A palindrome is a string that reads the same forward and backward.

Examples

Example 1

Input: s = "abc"
Output: 3
Explanation: "a", "b", "c".

Example 2

Input: s = "aaa"
Output: 6
Explanation: "a", "a", "a", "aa", "aa", "aaa". Note that different substrings are counted as different palindromes even if the string contents are the same.

Solution

Java Code

class Solution {
    public int countSubstrings(String s) {
        if (s == null || s.length() == 0) {
            return 0;
        }

        int count = 0;
        for (int i = 0; i < s.length(); i++) {
            // Case 1: Count palindromes with odd length (centered at i)
            count += expandAndCount(s, i, i);
            // Case 2: Count palindromes with even length (centered between i and i+1)
            count += expandAndCount(s, i, i + 1);
        }

        return count;
    }

    private int expandAndCount(String s, int left, int right) {
        int count = 0;
        while (left >= 0 && right < s.length() && s.charAt(left) == s.charAt(right)) {
            count++;
            left--;
            right++;
        }
        return count;
    }
}

Intuition

A palindrome is symmetric around its center. To count all palindromic substrings, we can iterate through every possible center and expand outwards as long as the characters match.
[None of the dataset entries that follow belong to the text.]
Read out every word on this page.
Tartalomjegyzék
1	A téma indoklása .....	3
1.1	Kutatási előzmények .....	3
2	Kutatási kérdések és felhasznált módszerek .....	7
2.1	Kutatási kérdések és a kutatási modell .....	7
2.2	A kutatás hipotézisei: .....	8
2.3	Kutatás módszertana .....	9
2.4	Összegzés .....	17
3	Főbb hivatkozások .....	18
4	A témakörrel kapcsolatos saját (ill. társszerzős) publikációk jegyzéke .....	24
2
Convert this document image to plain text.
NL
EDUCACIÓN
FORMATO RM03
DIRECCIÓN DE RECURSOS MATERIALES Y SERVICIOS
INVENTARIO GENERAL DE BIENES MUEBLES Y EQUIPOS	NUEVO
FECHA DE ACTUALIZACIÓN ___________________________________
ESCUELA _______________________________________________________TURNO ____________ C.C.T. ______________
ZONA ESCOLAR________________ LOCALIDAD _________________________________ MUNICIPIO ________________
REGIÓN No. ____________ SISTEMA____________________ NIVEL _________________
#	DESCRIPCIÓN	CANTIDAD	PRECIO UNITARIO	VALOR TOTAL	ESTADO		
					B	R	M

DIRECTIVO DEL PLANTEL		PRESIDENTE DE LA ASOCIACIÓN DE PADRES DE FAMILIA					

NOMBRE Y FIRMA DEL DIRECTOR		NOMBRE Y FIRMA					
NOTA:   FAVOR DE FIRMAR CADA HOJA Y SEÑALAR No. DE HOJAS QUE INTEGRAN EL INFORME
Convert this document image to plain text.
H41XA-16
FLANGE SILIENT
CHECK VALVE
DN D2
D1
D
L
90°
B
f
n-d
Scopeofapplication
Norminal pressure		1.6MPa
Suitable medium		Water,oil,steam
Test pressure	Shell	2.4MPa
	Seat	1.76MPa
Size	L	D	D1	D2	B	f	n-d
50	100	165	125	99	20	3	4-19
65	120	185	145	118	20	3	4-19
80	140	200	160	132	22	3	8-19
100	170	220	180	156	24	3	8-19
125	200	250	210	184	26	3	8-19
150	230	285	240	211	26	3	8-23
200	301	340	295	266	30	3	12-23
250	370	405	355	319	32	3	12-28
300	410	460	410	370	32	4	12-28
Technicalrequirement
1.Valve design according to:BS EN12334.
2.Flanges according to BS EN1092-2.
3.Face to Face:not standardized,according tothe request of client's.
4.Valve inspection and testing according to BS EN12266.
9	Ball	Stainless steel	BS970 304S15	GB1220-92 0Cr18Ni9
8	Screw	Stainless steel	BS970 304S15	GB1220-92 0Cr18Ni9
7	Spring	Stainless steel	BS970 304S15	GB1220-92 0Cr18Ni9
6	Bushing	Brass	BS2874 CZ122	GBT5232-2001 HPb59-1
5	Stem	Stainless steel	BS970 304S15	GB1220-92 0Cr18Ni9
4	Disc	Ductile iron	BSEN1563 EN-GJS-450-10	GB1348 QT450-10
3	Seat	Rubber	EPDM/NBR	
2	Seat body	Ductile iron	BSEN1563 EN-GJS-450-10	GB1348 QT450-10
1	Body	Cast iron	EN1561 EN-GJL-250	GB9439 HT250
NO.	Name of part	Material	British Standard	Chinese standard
Expand Around Center Approach

  1. Possible Centers: For a string of length \(n\), there are \(2n - 1\) possible centers (each character and each gap between characters).
  2. Expansion: For each center, we expand to the left and right. Each time the characters match, we've found a new palindromic substring.
  3. Summation: The total count is the sum of palindromes found from all centers.

Complexity Analysis

Time Complexity

\(O(n^2)\)

  • We iterate through \(2n - 1\) centers.
  • For each center, expansion takes at most \(O(n)\) time.

Space Complexity

\(O(1)\)

  • We only use a few variables for counting and pointers. No extra data structures are required.

Key Takeaways

  • Similar to "Longest Palindromic Substring", the center-expansion technique is highly efficient for counting problems.
  • Remember to handle both odd and even length centers.
  • This approach avoids the \(O(n^2)\) space requirement of the typical DP table approach.